Claude Lévi-Strauss dies at 100 in Paris
Lévi-Strauss exerted an enormous influence on the humanities over the last forty years. Nearly anyone pursuing a graduate degree in English, Philosophy, Religious Studies, History, or Anthropology (the list goes on) has had to wrestle with his ideas a bit. His obit by Nadim Audi in the New York Times today made me think about how much began and ended between Sir James Frazier (The Golden Bough) and Lévi-Strauss.

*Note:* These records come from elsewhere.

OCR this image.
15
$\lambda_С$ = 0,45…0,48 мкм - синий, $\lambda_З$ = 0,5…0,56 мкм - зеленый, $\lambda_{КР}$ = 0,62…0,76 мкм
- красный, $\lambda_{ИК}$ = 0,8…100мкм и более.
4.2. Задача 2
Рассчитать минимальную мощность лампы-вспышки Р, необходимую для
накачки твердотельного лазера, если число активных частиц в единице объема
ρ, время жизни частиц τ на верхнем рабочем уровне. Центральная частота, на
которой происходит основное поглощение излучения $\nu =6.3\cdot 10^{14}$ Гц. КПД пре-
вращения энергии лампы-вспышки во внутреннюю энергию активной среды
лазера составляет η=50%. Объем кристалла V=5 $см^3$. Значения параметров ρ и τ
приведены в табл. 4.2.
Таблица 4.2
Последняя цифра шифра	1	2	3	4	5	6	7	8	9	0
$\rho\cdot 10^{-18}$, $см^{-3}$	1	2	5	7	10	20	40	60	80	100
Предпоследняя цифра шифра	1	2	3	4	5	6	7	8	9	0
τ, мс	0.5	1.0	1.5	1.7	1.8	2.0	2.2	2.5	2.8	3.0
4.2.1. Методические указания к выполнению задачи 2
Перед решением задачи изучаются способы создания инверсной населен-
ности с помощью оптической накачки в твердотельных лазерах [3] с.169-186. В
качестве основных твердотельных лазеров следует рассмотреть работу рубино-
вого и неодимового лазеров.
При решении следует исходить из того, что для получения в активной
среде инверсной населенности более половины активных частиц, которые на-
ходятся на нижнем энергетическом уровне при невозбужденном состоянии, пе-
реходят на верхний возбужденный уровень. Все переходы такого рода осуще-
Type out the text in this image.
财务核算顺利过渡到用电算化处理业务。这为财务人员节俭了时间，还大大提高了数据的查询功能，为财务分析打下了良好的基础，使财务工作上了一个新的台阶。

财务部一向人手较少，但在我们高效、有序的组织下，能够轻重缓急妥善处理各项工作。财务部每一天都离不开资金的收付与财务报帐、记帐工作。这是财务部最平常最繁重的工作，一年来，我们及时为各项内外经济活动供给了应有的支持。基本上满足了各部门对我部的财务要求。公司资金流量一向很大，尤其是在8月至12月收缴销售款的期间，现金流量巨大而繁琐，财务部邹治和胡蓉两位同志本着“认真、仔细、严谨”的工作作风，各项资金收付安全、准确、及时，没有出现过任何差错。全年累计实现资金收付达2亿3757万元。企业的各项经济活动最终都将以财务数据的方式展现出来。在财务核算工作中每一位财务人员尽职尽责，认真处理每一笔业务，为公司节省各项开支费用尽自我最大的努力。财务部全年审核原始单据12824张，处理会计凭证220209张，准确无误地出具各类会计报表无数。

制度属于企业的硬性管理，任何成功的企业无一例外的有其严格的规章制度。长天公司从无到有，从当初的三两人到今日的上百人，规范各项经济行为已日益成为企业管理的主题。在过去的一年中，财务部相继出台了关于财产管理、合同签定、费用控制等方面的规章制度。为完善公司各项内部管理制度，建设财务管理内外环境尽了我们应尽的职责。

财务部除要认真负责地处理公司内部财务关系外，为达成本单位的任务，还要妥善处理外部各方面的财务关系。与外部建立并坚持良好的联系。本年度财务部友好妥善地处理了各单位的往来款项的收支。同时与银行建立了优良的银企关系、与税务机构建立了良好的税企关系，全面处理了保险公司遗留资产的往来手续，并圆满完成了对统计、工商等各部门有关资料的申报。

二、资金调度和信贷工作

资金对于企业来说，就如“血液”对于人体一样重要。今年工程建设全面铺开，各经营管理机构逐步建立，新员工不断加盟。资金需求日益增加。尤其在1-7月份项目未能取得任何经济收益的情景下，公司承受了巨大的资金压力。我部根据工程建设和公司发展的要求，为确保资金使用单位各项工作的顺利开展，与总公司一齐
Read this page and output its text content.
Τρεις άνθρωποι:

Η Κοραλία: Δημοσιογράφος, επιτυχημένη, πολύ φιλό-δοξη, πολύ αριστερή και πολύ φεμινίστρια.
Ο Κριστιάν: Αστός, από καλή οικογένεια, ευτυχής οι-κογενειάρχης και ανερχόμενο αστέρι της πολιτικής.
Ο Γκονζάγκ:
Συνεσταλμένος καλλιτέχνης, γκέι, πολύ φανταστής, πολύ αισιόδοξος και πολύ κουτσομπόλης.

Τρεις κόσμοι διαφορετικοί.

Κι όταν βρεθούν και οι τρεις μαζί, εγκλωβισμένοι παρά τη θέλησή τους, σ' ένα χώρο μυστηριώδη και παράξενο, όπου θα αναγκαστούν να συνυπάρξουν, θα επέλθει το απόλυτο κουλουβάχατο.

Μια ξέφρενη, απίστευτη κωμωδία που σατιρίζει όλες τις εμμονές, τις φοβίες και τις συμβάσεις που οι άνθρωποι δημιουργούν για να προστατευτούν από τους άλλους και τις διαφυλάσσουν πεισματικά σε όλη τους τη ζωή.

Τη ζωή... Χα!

It is appropriate on All is Telling that I recognize the connection between story-telling, interpretation, religion, myth, and anthropology. The obit concludes with:
“Mythologiques,” . . . ends by suggesting that the logic of mythology is so powerful that myths almost have a life independent from the peoples who tell them. In his view, they speak through the medium of humanity and become, in turn, the tools with which humanity comes to terms with the world’s greatest mystery: the possibility of not being, the burden of mortality.
Also, a French intellectual trivia factoid for you:
From 1927 to 1932, Claude obtained degrees in law and philosophy at the University of Paris, then taught in a local high school, the Lycée Janson de Sailly, where his fellow teachers included Jean-Paul Sartre and Simone de Beauvoir.